According to a study by the National Conference of State Legislators (NCSL), states cut nearly $150 billion in spending to balance budgets in the current fiscal year. But already, 36 states have seen gaps reopen to a combined deficit of $28.2 billion. These deficits will worsen. In 2011, 35 states making estimates predict a combined deficit of $55.5 billion. In 2012, just 23 states offering data already estimate red ink totaling $68.8 billion.

 

No state has been spared from falling revenues. Energy-rich states that averted budget crises last year were hit particularly hard by third-quarter revenue declines, among them Texas, Oklahoma, Wyoming, North Dakota and Alaska. The latter, with a 65 percent decline, experienced the biggest year-over-year dropoff. In all, 22 states, including Illinois, saw a third-quarter revenue decline greater than 10 percent.

 

These shortfalls will inevitably lead to more cuts in social spending and further layoffs, wage cuts and furloughs for state workers.
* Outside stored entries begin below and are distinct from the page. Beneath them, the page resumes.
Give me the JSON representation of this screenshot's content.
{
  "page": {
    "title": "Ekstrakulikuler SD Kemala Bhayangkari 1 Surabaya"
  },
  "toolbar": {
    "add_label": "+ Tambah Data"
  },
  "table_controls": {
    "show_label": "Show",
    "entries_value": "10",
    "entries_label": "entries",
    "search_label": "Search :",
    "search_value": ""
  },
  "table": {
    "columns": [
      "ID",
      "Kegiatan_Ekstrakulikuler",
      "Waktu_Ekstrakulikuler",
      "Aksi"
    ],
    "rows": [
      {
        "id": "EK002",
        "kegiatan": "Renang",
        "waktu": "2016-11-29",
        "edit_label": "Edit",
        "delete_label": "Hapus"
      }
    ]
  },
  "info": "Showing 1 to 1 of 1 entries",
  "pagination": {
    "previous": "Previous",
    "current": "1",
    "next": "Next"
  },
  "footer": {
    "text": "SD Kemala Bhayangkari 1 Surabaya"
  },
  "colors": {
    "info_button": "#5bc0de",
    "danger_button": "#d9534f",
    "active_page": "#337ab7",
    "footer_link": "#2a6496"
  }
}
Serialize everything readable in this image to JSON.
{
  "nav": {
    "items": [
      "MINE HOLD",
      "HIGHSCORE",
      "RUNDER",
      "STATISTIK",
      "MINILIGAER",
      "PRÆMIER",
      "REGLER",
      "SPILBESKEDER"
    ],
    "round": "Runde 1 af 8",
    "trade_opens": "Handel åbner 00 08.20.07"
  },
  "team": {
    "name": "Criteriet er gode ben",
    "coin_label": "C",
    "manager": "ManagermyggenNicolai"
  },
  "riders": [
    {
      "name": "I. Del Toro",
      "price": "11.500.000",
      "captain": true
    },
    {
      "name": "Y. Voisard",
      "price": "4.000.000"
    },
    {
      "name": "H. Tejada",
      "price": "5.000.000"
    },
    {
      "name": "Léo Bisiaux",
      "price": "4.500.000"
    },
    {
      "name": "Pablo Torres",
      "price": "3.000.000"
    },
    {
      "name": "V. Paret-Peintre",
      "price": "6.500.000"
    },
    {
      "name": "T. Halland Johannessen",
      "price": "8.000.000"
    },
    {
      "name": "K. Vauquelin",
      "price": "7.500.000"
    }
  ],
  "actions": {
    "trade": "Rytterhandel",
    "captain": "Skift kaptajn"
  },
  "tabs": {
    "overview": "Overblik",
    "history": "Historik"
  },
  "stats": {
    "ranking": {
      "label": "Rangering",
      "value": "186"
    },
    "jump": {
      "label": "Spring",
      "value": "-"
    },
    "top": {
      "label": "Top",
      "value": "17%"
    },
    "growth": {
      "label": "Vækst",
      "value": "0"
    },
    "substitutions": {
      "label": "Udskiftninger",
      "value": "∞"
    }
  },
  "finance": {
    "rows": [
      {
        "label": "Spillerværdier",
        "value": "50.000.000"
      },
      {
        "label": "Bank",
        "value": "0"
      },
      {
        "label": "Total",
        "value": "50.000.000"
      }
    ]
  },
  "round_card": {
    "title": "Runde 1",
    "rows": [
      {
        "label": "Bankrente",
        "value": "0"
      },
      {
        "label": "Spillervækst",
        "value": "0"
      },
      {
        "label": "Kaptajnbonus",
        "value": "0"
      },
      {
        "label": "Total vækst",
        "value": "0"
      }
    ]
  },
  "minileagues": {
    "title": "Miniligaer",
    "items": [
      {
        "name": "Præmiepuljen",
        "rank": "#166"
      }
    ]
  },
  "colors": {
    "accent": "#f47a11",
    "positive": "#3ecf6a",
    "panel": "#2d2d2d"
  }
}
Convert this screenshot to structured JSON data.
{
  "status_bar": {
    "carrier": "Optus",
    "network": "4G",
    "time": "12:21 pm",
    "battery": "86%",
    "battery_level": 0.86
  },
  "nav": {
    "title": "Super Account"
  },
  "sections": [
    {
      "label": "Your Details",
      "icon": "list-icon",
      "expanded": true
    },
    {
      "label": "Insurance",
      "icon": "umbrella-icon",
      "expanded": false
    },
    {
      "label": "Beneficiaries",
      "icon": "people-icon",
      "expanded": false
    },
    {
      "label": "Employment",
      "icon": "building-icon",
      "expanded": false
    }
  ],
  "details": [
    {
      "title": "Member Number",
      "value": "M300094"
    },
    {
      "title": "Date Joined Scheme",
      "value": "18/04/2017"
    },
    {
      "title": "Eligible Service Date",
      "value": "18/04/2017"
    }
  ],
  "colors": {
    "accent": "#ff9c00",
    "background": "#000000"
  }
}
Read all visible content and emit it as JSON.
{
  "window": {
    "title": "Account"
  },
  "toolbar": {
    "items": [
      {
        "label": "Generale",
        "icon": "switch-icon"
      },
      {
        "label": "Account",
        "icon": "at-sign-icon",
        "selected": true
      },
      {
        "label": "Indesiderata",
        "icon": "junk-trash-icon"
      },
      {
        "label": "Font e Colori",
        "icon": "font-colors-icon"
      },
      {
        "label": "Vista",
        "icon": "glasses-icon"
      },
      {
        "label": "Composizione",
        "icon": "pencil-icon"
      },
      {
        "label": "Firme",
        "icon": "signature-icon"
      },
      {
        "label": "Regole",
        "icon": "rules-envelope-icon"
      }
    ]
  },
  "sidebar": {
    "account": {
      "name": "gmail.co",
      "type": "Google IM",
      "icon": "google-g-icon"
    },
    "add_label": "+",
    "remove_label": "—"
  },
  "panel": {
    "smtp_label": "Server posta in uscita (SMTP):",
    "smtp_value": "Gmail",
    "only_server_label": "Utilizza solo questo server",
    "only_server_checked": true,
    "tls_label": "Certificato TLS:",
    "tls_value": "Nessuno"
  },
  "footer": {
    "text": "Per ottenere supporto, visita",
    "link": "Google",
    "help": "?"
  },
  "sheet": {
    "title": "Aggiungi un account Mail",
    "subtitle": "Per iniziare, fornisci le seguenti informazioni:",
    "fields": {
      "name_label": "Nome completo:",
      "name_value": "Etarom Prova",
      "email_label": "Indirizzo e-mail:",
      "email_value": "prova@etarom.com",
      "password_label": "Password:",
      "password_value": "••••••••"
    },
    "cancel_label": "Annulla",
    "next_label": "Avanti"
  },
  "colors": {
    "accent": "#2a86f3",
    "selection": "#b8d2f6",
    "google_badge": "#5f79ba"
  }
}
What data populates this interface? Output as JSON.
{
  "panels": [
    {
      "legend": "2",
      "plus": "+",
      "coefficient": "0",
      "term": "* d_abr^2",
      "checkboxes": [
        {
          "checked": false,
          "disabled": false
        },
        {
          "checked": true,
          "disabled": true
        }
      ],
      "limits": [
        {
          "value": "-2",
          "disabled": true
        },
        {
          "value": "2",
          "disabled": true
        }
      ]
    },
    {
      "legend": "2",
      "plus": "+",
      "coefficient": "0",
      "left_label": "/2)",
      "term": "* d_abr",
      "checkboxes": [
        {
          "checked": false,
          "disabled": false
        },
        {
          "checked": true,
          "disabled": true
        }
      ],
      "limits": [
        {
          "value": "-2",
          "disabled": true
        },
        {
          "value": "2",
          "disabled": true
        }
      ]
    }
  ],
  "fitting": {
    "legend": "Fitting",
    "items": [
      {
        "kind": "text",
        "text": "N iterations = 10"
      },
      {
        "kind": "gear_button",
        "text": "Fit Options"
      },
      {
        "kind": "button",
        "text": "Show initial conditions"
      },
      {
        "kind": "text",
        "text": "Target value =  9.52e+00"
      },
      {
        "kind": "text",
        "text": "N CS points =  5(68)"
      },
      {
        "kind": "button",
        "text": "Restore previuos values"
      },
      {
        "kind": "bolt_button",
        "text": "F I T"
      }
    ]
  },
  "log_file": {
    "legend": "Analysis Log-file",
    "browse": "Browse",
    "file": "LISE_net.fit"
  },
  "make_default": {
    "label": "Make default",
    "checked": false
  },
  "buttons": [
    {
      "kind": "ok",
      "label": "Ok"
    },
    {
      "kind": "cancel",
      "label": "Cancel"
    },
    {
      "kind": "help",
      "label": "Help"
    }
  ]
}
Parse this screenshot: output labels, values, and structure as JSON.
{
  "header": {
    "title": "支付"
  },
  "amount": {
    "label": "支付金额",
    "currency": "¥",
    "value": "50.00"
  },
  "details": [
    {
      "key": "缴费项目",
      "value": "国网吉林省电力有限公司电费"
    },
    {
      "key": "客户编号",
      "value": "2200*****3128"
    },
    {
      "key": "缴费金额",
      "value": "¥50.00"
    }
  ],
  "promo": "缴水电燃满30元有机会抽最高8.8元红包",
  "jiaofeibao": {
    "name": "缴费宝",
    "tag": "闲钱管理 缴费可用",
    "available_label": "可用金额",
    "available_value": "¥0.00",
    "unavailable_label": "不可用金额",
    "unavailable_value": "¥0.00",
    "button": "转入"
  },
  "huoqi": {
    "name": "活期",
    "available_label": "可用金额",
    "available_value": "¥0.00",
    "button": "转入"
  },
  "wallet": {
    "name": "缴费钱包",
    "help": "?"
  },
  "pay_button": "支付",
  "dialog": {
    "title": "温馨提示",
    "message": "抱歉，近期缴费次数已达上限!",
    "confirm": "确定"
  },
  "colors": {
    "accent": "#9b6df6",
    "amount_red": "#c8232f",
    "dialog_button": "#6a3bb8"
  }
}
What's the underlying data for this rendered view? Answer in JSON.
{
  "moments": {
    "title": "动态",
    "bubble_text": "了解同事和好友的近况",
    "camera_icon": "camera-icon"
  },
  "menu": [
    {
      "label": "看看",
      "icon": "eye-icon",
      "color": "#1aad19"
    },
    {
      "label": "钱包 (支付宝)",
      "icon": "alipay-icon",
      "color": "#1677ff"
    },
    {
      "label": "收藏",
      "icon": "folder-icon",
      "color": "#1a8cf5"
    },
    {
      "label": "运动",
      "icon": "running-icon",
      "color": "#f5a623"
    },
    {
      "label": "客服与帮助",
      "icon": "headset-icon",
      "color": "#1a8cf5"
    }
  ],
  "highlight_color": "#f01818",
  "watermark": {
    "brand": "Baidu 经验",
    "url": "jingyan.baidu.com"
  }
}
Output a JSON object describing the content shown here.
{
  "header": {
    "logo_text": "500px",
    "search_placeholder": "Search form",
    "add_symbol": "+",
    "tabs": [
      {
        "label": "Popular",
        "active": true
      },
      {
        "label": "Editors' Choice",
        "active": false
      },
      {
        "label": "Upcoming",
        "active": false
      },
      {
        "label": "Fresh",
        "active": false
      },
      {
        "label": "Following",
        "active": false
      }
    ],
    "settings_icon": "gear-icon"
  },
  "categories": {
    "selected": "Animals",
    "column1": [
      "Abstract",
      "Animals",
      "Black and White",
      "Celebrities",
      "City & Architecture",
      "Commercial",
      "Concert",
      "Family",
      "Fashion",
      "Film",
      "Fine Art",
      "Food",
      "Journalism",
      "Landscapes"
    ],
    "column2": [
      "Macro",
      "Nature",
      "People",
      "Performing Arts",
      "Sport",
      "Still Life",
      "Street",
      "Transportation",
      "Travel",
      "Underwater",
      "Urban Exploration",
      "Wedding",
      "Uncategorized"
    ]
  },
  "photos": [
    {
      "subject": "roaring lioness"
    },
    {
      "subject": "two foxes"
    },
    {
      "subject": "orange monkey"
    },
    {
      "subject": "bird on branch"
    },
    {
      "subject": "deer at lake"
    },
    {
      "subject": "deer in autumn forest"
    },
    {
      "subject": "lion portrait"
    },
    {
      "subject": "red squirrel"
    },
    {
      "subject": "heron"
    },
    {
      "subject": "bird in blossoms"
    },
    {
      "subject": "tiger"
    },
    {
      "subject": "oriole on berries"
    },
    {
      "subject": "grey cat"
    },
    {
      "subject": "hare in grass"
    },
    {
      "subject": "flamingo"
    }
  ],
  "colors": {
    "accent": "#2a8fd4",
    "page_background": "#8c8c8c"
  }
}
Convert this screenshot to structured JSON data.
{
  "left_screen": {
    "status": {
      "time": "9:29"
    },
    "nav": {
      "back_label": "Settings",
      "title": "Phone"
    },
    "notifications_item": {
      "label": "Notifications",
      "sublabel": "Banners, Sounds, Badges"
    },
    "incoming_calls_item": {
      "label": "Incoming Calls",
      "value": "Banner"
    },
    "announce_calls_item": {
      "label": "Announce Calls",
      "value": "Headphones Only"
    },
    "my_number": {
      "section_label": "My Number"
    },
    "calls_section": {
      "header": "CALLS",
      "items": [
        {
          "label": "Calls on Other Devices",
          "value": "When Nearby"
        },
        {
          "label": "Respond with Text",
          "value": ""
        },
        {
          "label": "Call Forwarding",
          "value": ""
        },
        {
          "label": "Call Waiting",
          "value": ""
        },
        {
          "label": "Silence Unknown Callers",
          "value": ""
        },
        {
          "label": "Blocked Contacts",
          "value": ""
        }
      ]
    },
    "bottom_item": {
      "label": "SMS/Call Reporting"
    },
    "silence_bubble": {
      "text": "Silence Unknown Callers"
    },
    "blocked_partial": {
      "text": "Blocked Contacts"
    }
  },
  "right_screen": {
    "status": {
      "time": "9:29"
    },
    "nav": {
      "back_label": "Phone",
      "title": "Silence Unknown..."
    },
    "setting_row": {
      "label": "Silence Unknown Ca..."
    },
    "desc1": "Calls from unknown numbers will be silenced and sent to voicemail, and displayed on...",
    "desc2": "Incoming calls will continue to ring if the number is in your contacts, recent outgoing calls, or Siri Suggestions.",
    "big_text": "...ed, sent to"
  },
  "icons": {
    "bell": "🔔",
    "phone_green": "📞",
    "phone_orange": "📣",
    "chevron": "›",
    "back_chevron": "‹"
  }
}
Layoffs of government workers could produce the next wave of unemployment in the US, where fully 15 percent of the non-agricultural workforce is employed by state or local governments.

 

By all indications, the budget cuts being put in place will not be restored. “The economic fallout has hammered state budgets with an intensity we haven’t seen since the Great Depression,” said Sujit M. CanagaRetna, an analyst with the Council of State Governments. “The way that we have cut and slashed governments indicates that we’re only going to be able to provide the most basic services.”

 

“Anything and everything’s on the table,” Todd Haggerty, a policy associate with the National Conference of State Legislators, was quoted by Stateline.org as saying. States have “cut the fat, cut the muscle and are now cutting bone,” Haggerty said. “The easy decisions have already been made.”

 

Among the hardest-hit states is New York. This week, state Comptroller Tom DiNapoli issued a statement saying that the nation’s third most populous state was “down to petty cash” in its treasury. “New York State is barely scraping by in December,” DiNapoli said. “While measures were taken by the legislature and Governor to get the state through December, the state is literally down to petty cash. New York’s fiscal troubles are far from over.” After the first week of January, New York may have no more than $300 million cash on-hand.

 

The total deficit of the states from 2009 to 2012 is now estimated at $460 billion. While an enormous amount of money, it will prove far less than US military spending and the cost of the wars in Afghanistan and Iraq over the same period, and is dwarfed by the multi-trillion-dollar bailout of Wall Street.

 

There is little chance of help from the federal government, which is itself experiencing its worst budget shortfalls since World War II. On the contrary, the Obama administration will likely inflame the states’ fiscal crisis.Governors and legislators of both parties warn that health care “reform” will likely add significantly to their fiscal crises through new, unfunded mandates. And with the $300 billion in aid allotted the states through last February’s American Recovery and Reinvestment Act set to run out after the next fiscal year, the Obama administration has all but ruled out further relief.